Optimizing Full Waveform Inverse Problems: A Combined Data and Model approach

Full Waveform Inversion (FWI) has emerged as a groundbreaking tool in geophysics, offering unprecedented resolution in subsurface imaging. However, its broader application is often limited by substantial computational demands, especially in 3D elastic applications. This research addresses this critical barrier by introducing a novel approach that optimizes both data (source-receiver layout) and model (model parameterization) spaces, thereby reducing computational overhead and extending FWI's applicability. The interdependence between data and model spaces is a key factor to optimize FWI. We believe that both spaces must be simultaneously optimized to enhance the efficiency of FWI. This optimization is particularly crucial for intensive FWI problems but is also expected to make FWI accessible to a broader range of users, including those with limited computational resources.

We combine principles from Optimal Experimental Design (OED) and Compact Full Waveform Inversion (CFWI). Selecting only the most relevant source-receiver pair ensures a minimal, yet informative data set. By using a wavelet representation of the model, it is possible to easily tune the compression of the model based on the local resolution. The outcome of our data-model approach is a source-receiver layout that maximize the resolution of a compressed representation of the model.

Initial results with applications focused on synthetic 2D acoustic problems shows that the data-model approach allow for a significant reduction in both source-receiver pairs (≈ 50%) and model parameters (≈ 90%), whilst retaining 90% of the information content. Compare to classical OED criterion, our approach posses a lower time complexity by about 2 order of magnitude (O (m) vs O (mn²)). The significant speed up enables optimizing for sources and receivers independently, leading to further optimized layouts.

The data and model compression enables the use of Gauss-Newton optimization algorithm, leveraging faster convergence and greater flexibility. Benefits of this algorithm includes the possibility to optimize source-receiver layouts not only prior to fieldwork, but also during the inversion.
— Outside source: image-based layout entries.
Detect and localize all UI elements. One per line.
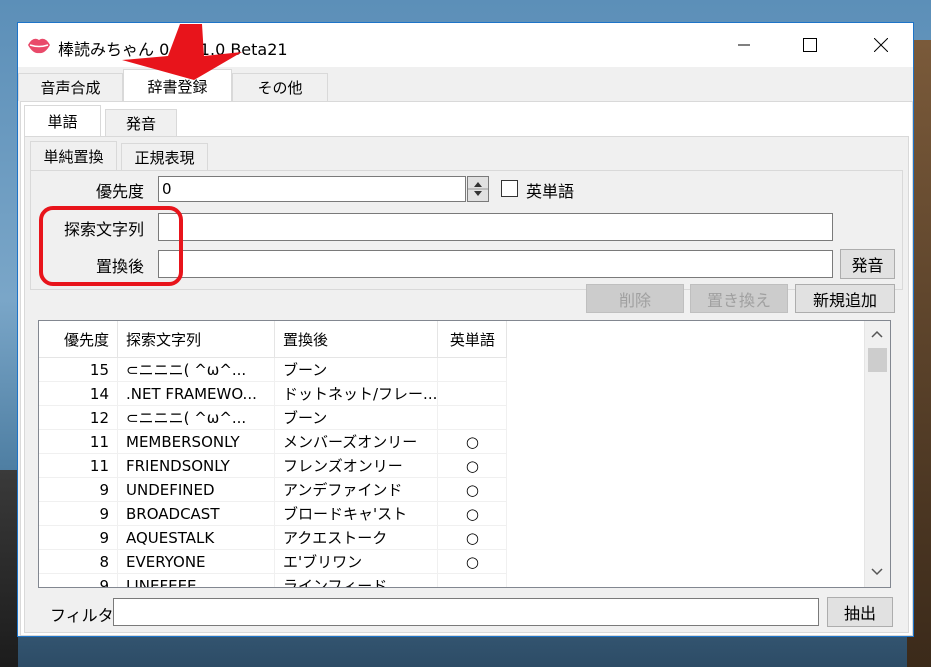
table-row[interactable]: 11 FRIENDSONLY フレンズオンリー ○ [39, 453, 508, 478]
cell-replace: ドットネット/フレー... [274, 381, 439, 406]
background-rock [0, 470, 18, 667]
cell-search: .NET FRAMEWO... [117, 381, 275, 406]
filter-input[interactable] [113, 598, 819, 626]
close-button[interactable] [858, 23, 904, 67]
scroll-down-icon[interactable] [871, 568, 883, 576]
cell-replace: ラインフィード [274, 573, 439, 587]
table-row[interactable]: 8 EVERYONE エ'ブリワン ○ [39, 549, 508, 574]
cell-search: AQUESTALK [117, 525, 275, 550]
cell-search: UNDEFINED [117, 477, 275, 502]
replacement-input[interactable] [158, 250, 833, 278]
lips-app-icon [28, 38, 50, 54]
scroll-up-icon[interactable] [871, 330, 883, 338]
cell-priority: 11 [39, 453, 118, 478]
priority-label: 優先度 [95, 182, 144, 201]
cell-search: ⊂ニニニ( ^ω^... [117, 357, 275, 382]
cell-english [437, 357, 508, 382]
cell-replace: フレンズオンリー [274, 453, 439, 478]
filter-label: フィルタ [50, 606, 114, 625]
list-scrollbar[interactable] [864, 321, 890, 587]
column-header-search[interactable]: 探索文字列 [117, 321, 275, 358]
maximize-icon [803, 38, 817, 52]
column-header-english[interactable]: 英単語 [437, 321, 508, 358]
cell-priority: 15 [39, 357, 118, 382]
english-word-checkbox[interactable] [501, 180, 518, 197]
table-row[interactable]: 9 UNDEFINED アンデファインド ○ [39, 477, 508, 502]
cell-replace: ブーン [274, 357, 439, 382]
priority-input[interactable]: 0 [158, 176, 466, 202]
annotation-highlight-box [39, 206, 183, 286]
annotation-arrow-icon [122, 24, 242, 80]
minimize-button[interactable] [721, 23, 767, 67]
cell-search: EVERYONE [117, 549, 275, 574]
priority-spinner[interactable] [467, 176, 489, 202]
minimize-icon [738, 44, 750, 46]
extract-button[interactable]: 抽出 [827, 597, 893, 627]
list-header: 優先度 探索文字列 置換後 英単語 [39, 321, 508, 358]
cell-priority: 9 [39, 525, 118, 550]
cell-replace: メンバーズオンリー [274, 429, 439, 454]
cell-replace: ブーン [274, 405, 439, 430]
cell-priority: 11 [39, 429, 118, 454]
table-row[interactable]: 11 MEMBERSONLY メンバーズオンリー ○ [39, 429, 508, 454]
cell-english: ○ [437, 525, 508, 550]
dictionary-list[interactable]: 優先度 探索文字列 置換後 英単語 15 ⊂ニニニ( ^ω^... ブーン 14 .NE… [38, 320, 891, 588]
table-row[interactable]: 9 AQUESTALK アクエストーク ○ [39, 525, 508, 550]
table-row[interactable]: 12 ⊂ニニニ( ^ω^... ブーン [39, 405, 508, 430]
tab-regex[interactable]: 正規表現 [121, 143, 208, 171]
scroll-thumb[interactable] [868, 348, 887, 372]
cell-search: LINEFEEE [117, 573, 275, 587]
pronounce-button[interactable]: 発音 [840, 249, 895, 279]
cell-english: ○ [437, 477, 508, 502]
cell-english: ○ [437, 453, 508, 478]
cell-english: ○ [437, 501, 508, 526]
cell-search: FRIENDSONLY [117, 453, 275, 478]
tab-pronunciation[interactable]: 発音 [105, 109, 177, 137]
close-icon [874, 38, 888, 52]
cell-english [437, 405, 508, 430]
cell-priority: 14 [39, 381, 118, 406]
search-string-input[interactable] [158, 213, 833, 241]
column-header-priority[interactable]: 優先度 [39, 321, 118, 358]
tab-word[interactable]: 単語 [24, 105, 101, 137]
cell-search: BROADCAST [117, 501, 275, 526]
column-header-replace[interactable]: 置換後 [274, 321, 439, 358]
cell-replace: ブロードキャ'スト [274, 501, 439, 526]
table-row[interactable]: 9 LINEFEEE ラインフィード [39, 573, 508, 587]
table-row[interactable]: 9 BROADCAST ブロードキャ'スト ○ [39, 501, 508, 526]
replace-button[interactable]: 置き換え [690, 284, 788, 313]
cell-priority: 9 [39, 501, 118, 526]
delete-button[interactable]: 削除 [586, 284, 684, 313]
cell-replace: アンデファインド [274, 477, 439, 502]
tab-voice-synthesis[interactable]: 音声合成 [18, 73, 123, 101]
cell-priority: 9 [39, 573, 118, 587]
add-new-button[interactable]: 新規追加 [795, 284, 895, 313]
tab-simple-replace[interactable]: 単純置換 [30, 141, 117, 171]
cell-priority: 12 [39, 405, 118, 430]
app-window: 棒読みちゃん 0.1.11.0 Beta21 音声合成 辞書登録 その他 単語 … [17, 22, 914, 637]
cell-english: ○ [437, 549, 508, 574]
cell-search: ⊂ニニニ( ^ω^... [117, 405, 275, 430]
cell-english [437, 381, 508, 406]
cell-english: ○ [437, 429, 508, 454]
english-word-label: 英単語 [526, 182, 575, 201]
cell-priority: 9 [39, 477, 118, 502]
cell-priority: 8 [39, 549, 118, 574]
maximize-button[interactable] [787, 23, 833, 67]
cell-replace: エ'ブリワン [274, 549, 439, 574]
table-row[interactable]: 15 ⊂ニニニ( ^ω^... ブーン [39, 357, 508, 382]
cell-search: MEMBERSONLY [117, 429, 275, 454]
spin-arrows-icon [468, 182, 488, 196]
table-row[interactable]: 14 .NET FRAMEWO... ドットネット/フレー... [39, 381, 508, 406]
cell-replace: アクエストーク [274, 525, 439, 550]
cell-english [437, 573, 508, 587]
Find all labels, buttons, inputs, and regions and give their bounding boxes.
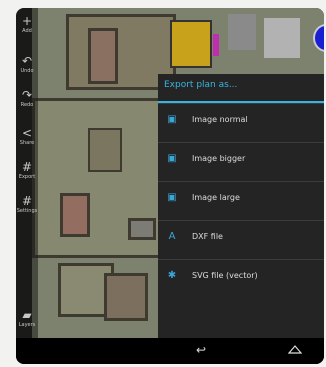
furniture-item xyxy=(213,34,219,56)
menu-item-image-normal[interactable]: ▣ Image normal xyxy=(158,103,324,139)
room xyxy=(88,128,122,172)
menu-item-image-large[interactable]: ▣ Image large xyxy=(158,181,324,217)
grid-icon: # xyxy=(21,160,33,174)
furniture-item xyxy=(313,24,324,52)
settings-icon: # xyxy=(21,194,33,208)
undo-icon: ↶ xyxy=(21,54,33,68)
menu-item-dxf-file[interactable]: A DXF file xyxy=(158,220,324,256)
side-toolbar: + Add ↶ Undo ↷ Redo < Share # Export # S… xyxy=(16,8,38,338)
toolbar-export-button[interactable]: # Export xyxy=(16,160,38,181)
furniture-item xyxy=(264,18,300,58)
image-icon: ▣ xyxy=(167,192,177,203)
room xyxy=(60,193,90,237)
toolbar-add-button[interactable]: + Add xyxy=(16,14,38,35)
svg-icon: ✱ xyxy=(167,270,177,281)
room xyxy=(104,273,148,321)
toolbar-share-button[interactable]: < Share xyxy=(16,126,38,147)
system-nav-bar: ↩ xyxy=(16,338,324,364)
layers-icon: ▰ xyxy=(22,308,32,322)
image-icon: ▣ xyxy=(167,114,177,125)
furniture-item xyxy=(228,14,256,50)
tablet-screen: + Add ↶ Undo ↷ Redo < Share # Export # S… xyxy=(16,8,324,364)
redo-icon: ↷ xyxy=(21,88,33,102)
dxf-icon: A xyxy=(168,231,176,242)
furniture-item xyxy=(170,20,212,68)
share-icon: < xyxy=(21,126,33,140)
image-icon: ▣ xyxy=(167,153,177,164)
toolbar-settings-button[interactable]: # Settings xyxy=(16,194,38,215)
back-icon[interactable]: ↩ xyxy=(196,343,206,357)
room xyxy=(88,28,118,84)
toolbar-redo-button[interactable]: ↷ Redo xyxy=(16,88,38,109)
menu-item-image-bigger[interactable]: ▣ Image bigger xyxy=(158,142,324,178)
export-menu: Export plan as... ▣ Image normal ▣ Image… xyxy=(158,74,324,338)
plus-icon: + xyxy=(21,14,33,28)
toolbar-undo-button[interactable]: ↶ Undo xyxy=(16,54,38,75)
menu-item-svg-file[interactable]: ✱ SVG file (vector) xyxy=(158,259,324,295)
room xyxy=(128,218,156,240)
menu-title: Export plan as... xyxy=(164,80,238,90)
home-icon[interactable] xyxy=(288,344,302,354)
toolbar-layers-button[interactable]: ▰ Layers xyxy=(16,308,38,329)
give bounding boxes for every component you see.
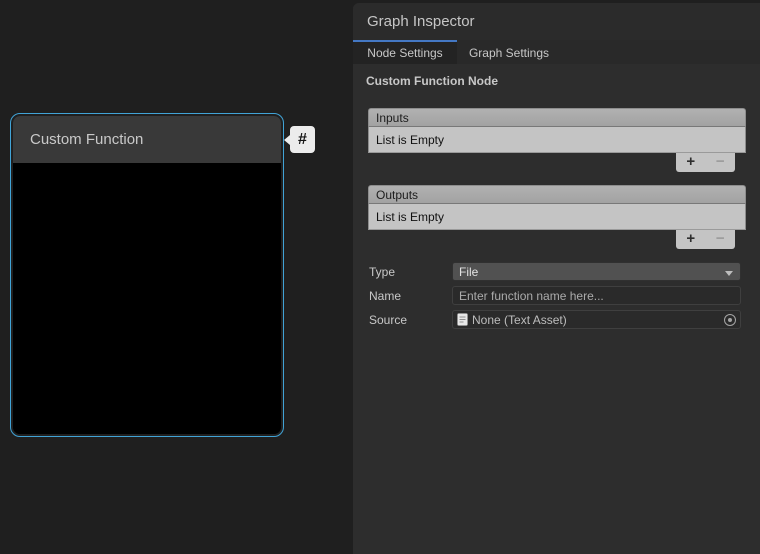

At each stage of the inversion process, the most relevant data points are effectively identified and retained. This selection significantly reduces both computational and memory requirements. An additional benefit of this approach is the straightforward implementation of targeted OED, enabling optimization of the source-receiver layout for specific subsurface targets.

Key aspects to ensure a reliable and efficient data-model approach include evaluating the prior model's influence, examining the effects of compression ratio, resolving ambiguities in survey layout and model parametrization, and refining source and receiver positioning. We will present initial results and  highlight its potential benefits to significantly reduce the computational load of FWI.